Sauter on the Sweet Spot for International Allocation

The Vanguard CIO discusses the firm's decision to increase the international weighting in its target-date funds to 30% from 20%.

Dan Culloton: Speaking of asset allocation, Vanguard made an announcement today regarding changes to your target-date retirement lineup, which increases the weighting of the international exposure from 20% of equities to 30% of equities. What does this say about what Vanguard thinks is the ideal asset allocation--ideal domestic and international allocation for a portfolio?

Gus Sauter: Well, we continue to do research on our target-date funds as well as other funds, and we did feel that we could enhance diversification a bit by increasing the international weight.

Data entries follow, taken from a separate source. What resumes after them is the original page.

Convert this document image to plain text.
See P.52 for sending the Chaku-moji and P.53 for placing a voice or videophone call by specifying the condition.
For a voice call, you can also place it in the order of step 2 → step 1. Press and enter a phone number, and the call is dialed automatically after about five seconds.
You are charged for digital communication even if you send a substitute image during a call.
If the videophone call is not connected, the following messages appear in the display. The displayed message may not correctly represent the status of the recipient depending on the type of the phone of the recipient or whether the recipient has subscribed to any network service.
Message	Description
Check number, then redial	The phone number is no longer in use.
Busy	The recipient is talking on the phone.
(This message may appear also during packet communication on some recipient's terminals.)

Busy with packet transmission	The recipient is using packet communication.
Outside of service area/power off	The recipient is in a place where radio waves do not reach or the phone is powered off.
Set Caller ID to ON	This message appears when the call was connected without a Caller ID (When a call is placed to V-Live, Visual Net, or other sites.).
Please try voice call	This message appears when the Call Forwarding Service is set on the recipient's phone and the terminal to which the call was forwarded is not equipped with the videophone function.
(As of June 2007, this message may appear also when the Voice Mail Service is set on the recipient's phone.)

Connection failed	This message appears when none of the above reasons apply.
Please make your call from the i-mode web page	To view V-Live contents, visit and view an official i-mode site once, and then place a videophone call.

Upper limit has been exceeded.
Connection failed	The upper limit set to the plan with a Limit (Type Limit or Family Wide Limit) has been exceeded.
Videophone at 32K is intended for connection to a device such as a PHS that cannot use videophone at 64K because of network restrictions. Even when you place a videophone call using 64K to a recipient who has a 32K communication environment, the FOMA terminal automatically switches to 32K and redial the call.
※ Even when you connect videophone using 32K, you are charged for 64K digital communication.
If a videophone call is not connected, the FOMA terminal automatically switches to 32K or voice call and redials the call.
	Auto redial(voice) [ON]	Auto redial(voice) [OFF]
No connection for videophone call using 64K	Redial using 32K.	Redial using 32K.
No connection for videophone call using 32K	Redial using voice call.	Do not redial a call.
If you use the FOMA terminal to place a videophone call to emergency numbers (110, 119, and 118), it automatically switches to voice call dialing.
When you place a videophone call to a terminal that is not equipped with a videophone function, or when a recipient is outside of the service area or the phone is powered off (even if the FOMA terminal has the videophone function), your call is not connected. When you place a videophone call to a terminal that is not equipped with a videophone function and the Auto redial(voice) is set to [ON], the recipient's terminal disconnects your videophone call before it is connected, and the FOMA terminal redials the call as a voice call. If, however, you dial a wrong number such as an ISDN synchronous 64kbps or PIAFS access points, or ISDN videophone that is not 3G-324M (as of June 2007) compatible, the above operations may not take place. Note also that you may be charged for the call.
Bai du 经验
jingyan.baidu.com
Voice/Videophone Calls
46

I should say that, we do not expect greater returns from an international investment. We think the advantage of investing internationally is to gain broader diversification. And I'll say that with the caveat that we know correlations have increased between domestic equities and international equities. At the same time we know that during times of crisis that the correlations tend to go to one.

Nevertheless, if you get some advantage from diversification, some is better than none. So, we look for kind of the sweet spot on the efficient frontier, if you will, to try to figure out what an appropriate allocation to international equities should be. What we found was that it's really probably more centered around 30% than 20%. So, we're increasing that allocation. Again, not because of expected increase in returns, but because we think we'll get a little bit lower volatility in the overall portfolio.

Culloton: If correlations are closer between domestic and international stocks, and the expected return isn't likely to be – in your view -- isn't likely to be really very different, where is the diversification coming from?

Sauter: Well, I think, you look at different countries, and different countries do have different fortunes. If we look at Australia for one; Australia has actually performed quite well over the last decade while the rest of the world in the developed space has been flat. So, you're getting the diversification because different economies are growing differently, and to some extent different countries have different industry weightings than you would have in the U.S.

So, Australia has been growing quite rapidly because of its resource-based economy and so by including Australia in a portfolio, you're getting a bit more of an exposure to resources, which has been beneficial over the last decade. No telling that it will in the future. We don't know exactly how all the dynamics will play out, but it stands to reason from theory and from what we've experienced that including additional country exposure does help a diversified portfolio.

Culloton: The other side of the coin is that you could argue that if you really want a globally weighted portfolio, you should have a lot more in international. Why not have more in international?